Dufour and the rest of the working group that drafted Nova Scotia's latest Alternative Budget argue it's more important to fight the recession by stimulating the economy, than it is to balance the provincial budget. Their Alternative Budget recommends spending nearly $436 million in the coming year improving social programs, alleviating poverty and funding such environmentally sustainable projects as rail line improvements and upgrades to the municipal transit system in Cape Breton.
Christine Saulnier who headed the Alternative Budget working group says it makes sense to fight the recession by putting money in the pockets of people who need it most and who will spend it immediately on goods and services. "We're looking at stimulating the economy," she says, "but we're doing it through social infrastructure, social programs and strengthening public services which is something we haven't been hearing much about."
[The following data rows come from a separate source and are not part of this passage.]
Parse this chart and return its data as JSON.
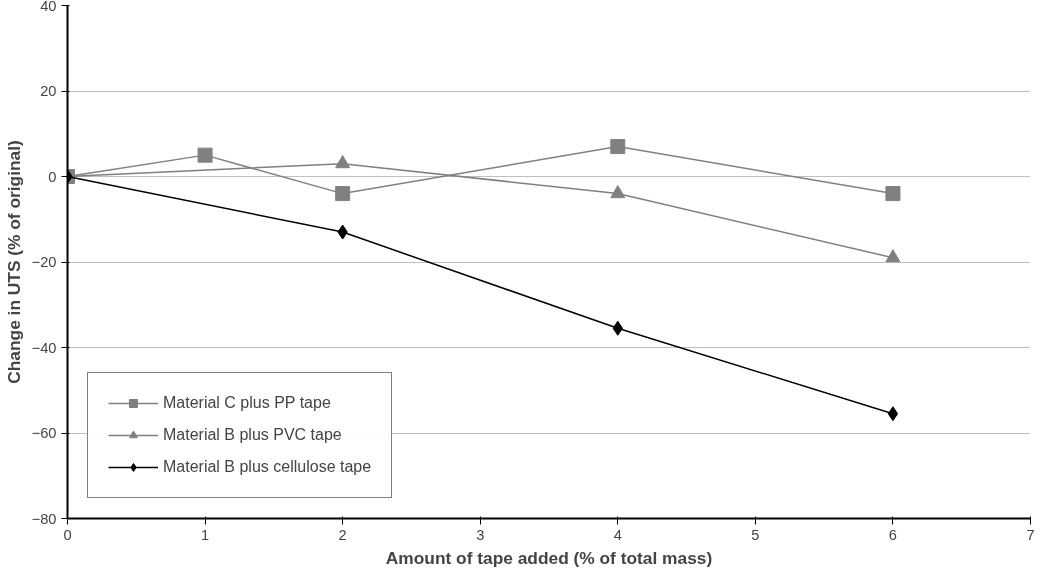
{
  "chart_data": {
    "type": "line",
    "xlabel": "Amount of tape added (% of total mass)",
    "ylabel": "Change in UTS (% of original)",
    "xlim": [
      0,
      7
    ],
    "xticks": [
      0,
      1,
      2,
      3,
      4,
      5,
      6,
      7
    ],
    "ylim": [
      -80,
      40
    ],
    "yticks": [
      -80,
      -60,
      -40,
      -20,
      0,
      20,
      40
    ],
    "grid": "y",
    "legend": "bottom left",
    "line_style": "solid",
    "series": [
      {
        "name": "Material C plus PP tape",
        "color": "#808080",
        "marker": "square",
        "x": [
          0,
          1,
          2,
          4,
          6
        ],
        "values": [
          0,
          5,
          -4,
          7,
          -4
        ]
      },
      {
        "name": "Material B plus PVC tape",
        "color": "#808080",
        "marker": "triangle",
        "x": [
          0,
          2,
          4,
          6
        ],
        "values": [
          0,
          3,
          -4,
          -19
        ]
      },
      {
        "name": "Material B plus cellulose tape",
        "color": "#000000",
        "marker": "diamond",
        "x": [
          0,
          2,
          4,
          6
        ],
        "values": [
          0,
          -13,
          -35.5,
          -55.5
        ]
      }
    ]
  }
}
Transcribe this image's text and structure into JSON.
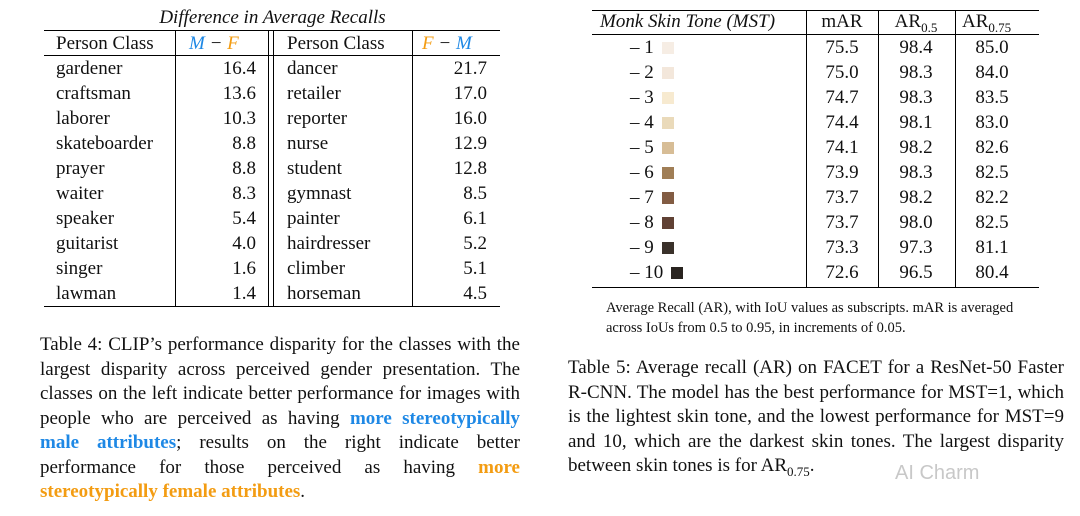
{
  "table4": {
    "title": "Difference in Average Recalls",
    "header_left": "Person Class",
    "header_left_metric": [
      "M",
      "−",
      "F"
    ],
    "header_right": "Person Class",
    "header_right_metric": [
      "F",
      "−",
      "M"
    ],
    "rows_left": [
      {
        "cls": "gardener",
        "val": "16.4"
      },
      {
        "cls": "craftsman",
        "val": "13.6"
      },
      {
        "cls": "laborer",
        "val": "10.3"
      },
      {
        "cls": "skateboarder",
        "val": "8.8"
      },
      {
        "cls": "prayer",
        "val": "8.8"
      },
      {
        "cls": "waiter",
        "val": "8.3"
      },
      {
        "cls": "speaker",
        "val": "5.4"
      },
      {
        "cls": "guitarist",
        "val": "4.0"
      },
      {
        "cls": "singer",
        "val": "1.6"
      },
      {
        "cls": "lawman",
        "val": "1.4"
      }
    ],
    "rows_right": [
      {
        "cls": "dancer",
        "val": "21.7"
      },
      {
        "cls": "retailer",
        "val": "17.0"
      },
      {
        "cls": "reporter",
        "val": "16.0"
      },
      {
        "cls": "nurse",
        "val": "12.9"
      },
      {
        "cls": "student",
        "val": "12.8"
      },
      {
        "cls": "gymnast",
        "val": "8.5"
      },
      {
        "cls": "painter",
        "val": "6.1"
      },
      {
        "cls": "hairdresser",
        "val": "5.2"
      },
      {
        "cls": "climber",
        "val": "5.1"
      },
      {
        "cls": "horseman",
        "val": "4.5"
      }
    ],
    "caption": {
      "part1": "Table 4: CLIP’s performance disparity for the classes with the largest disparity across perceived gender presentation. The classes on the left indicate better performance for images with people who are perceived as having ",
      "male_highlight": "more stereotypically male attributes",
      "part2": "; results on the right indicate better performance for those perceived as having ",
      "female_highlight": "more stereotypically female attributes",
      "part3": "."
    }
  },
  "table5": {
    "header_mst": "Monk Skin Tone (MST)",
    "header_mar": "mAR",
    "header_ar05": {
      "base": "AR",
      "sub": "0.5"
    },
    "header_ar075": {
      "base": "AR",
      "sub": "0.75"
    },
    "rows": [
      {
        "mst": "– 1",
        "color": "#f6ede4",
        "mar": "75.5",
        "ar05": "98.4",
        "ar075": "85.0"
      },
      {
        "mst": "– 2",
        "color": "#f3e7db",
        "mar": "75.0",
        "ar05": "98.3",
        "ar075": "84.0"
      },
      {
        "mst": "– 3",
        "color": "#f7ead0",
        "mar": "74.7",
        "ar05": "98.3",
        "ar075": "83.5"
      },
      {
        "mst": "– 4",
        "color": "#eadaba",
        "mar": "74.4",
        "ar05": "98.1",
        "ar075": "83.0"
      },
      {
        "mst": "– 5",
        "color": "#d7bd96",
        "mar": "74.1",
        "ar05": "98.2",
        "ar075": "82.6"
      },
      {
        "mst": "– 6",
        "color": "#a07e56",
        "mar": "73.9",
        "ar05": "98.3",
        "ar075": "82.5"
      },
      {
        "mst": "– 7",
        "color": "#825c43",
        "mar": "73.7",
        "ar05": "98.2",
        "ar075": "82.2"
      },
      {
        "mst": "– 8",
        "color": "#604134",
        "mar": "73.7",
        "ar05": "98.0",
        "ar075": "82.5"
      },
      {
        "mst": "– 9",
        "color": "#3a312a",
        "mar": "73.3",
        "ar05": "97.3",
        "ar075": "81.1"
      },
      {
        "mst": "– 10",
        "color": "#292420",
        "mar": "72.6",
        "ar05": "96.5",
        "ar075": "80.4"
      }
    ],
    "note": "Average Recall (AR), with IoU values as subscripts. mAR is averaged across IoUs from 0.5 to 0.95, in increments of 0.05.",
    "caption": {
      "main": "Table 5: Average recall (AR) on FACET for a ResNet-50 Faster R-CNN. The model has the best performance for MST=1, which is the lightest skin tone, and the lowest performance for MST=9 and 10, which are the darkest skin tones. The largest disparity between skin tones is for ",
      "ar_base": "AR",
      "ar_sub": "0.75",
      "end": "."
    }
  },
  "watermark": "AI Charm"
}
What we have been hearing about, says Mathieu Dufour, is the politicians' obsession with balancing the provincial budget. The Alternative Budget on the other hand, proposes to run a deficit in the coming year of $236 million. That money, combined with funds from the federal government, would help raise stimulus spending to two per cent of the total provincial economy --- a step recommended by international bodies such as the Organization for Economic Co-operation and Development (OECD) and the International Monetary Fund (IMF).
Dufour criticizes the provincial budget the Conservatives brought in this week, for focusing its stimulus spending on improving highways and cutting business and personal income taxes. "Giving tax cuts to people who have a lot of money isn't going to keep the economy rolling because they save a lot of that money," Dufour says. "Whereas if you actually focus the spending and government transfers on the poorer part of the population, they will spend everything that you give them. Not only do we believe it's more fair, but it's also, in a very utilitarian way, a better way to stimulate the economy."
When asked why the three main political parties are preaching the need for balanced budgets, Dufour can only shake his head. "Frankly, I don't quite understand it," he says. "It's really bizarre to me." He adds that temporarily adding to the size of the provincial debt won't bring on the financial catastrophes that politicians, mainstream journalists and pundits are constantly warning about. It's not the size of the debt that matters, he argues, but the province's ability to manage it. Dufour points out that as a percentage of the overall provincial economy or GDP, Nova Scotia's debt is much lower than in most of the rich, industrial countries. Yet politicians from the main provincial parties continue to warn about the menace of red ink.
"For a decade, different parties, both at the federal level and the provincial level, have done a big advertising job to scare people about the size of the debt and to explain that they have to cut here, they have to cut there," Dufour says. "Now, the interesting part is that once the debt is reduced, money is not put back into the social programs that were cut. Instead the politicians cut taxes."
Dufour contends that the whole exercise is aimed at reducing the size of government. "But you can't advocate that government should be smaller. That doesn't fly in Canada and especially not in Nova Scotia. So you advocate it on the basis that well, we have to cut because we have this debt."
Dufour suspects that Nova Scotia politicians are now prisoners of their own rhetoric. "My only guess, because it doesn't make any objective sense, is that they've cornered themselves in the position where the public is now very preoccupied with debt and now, they have to pander to that fear."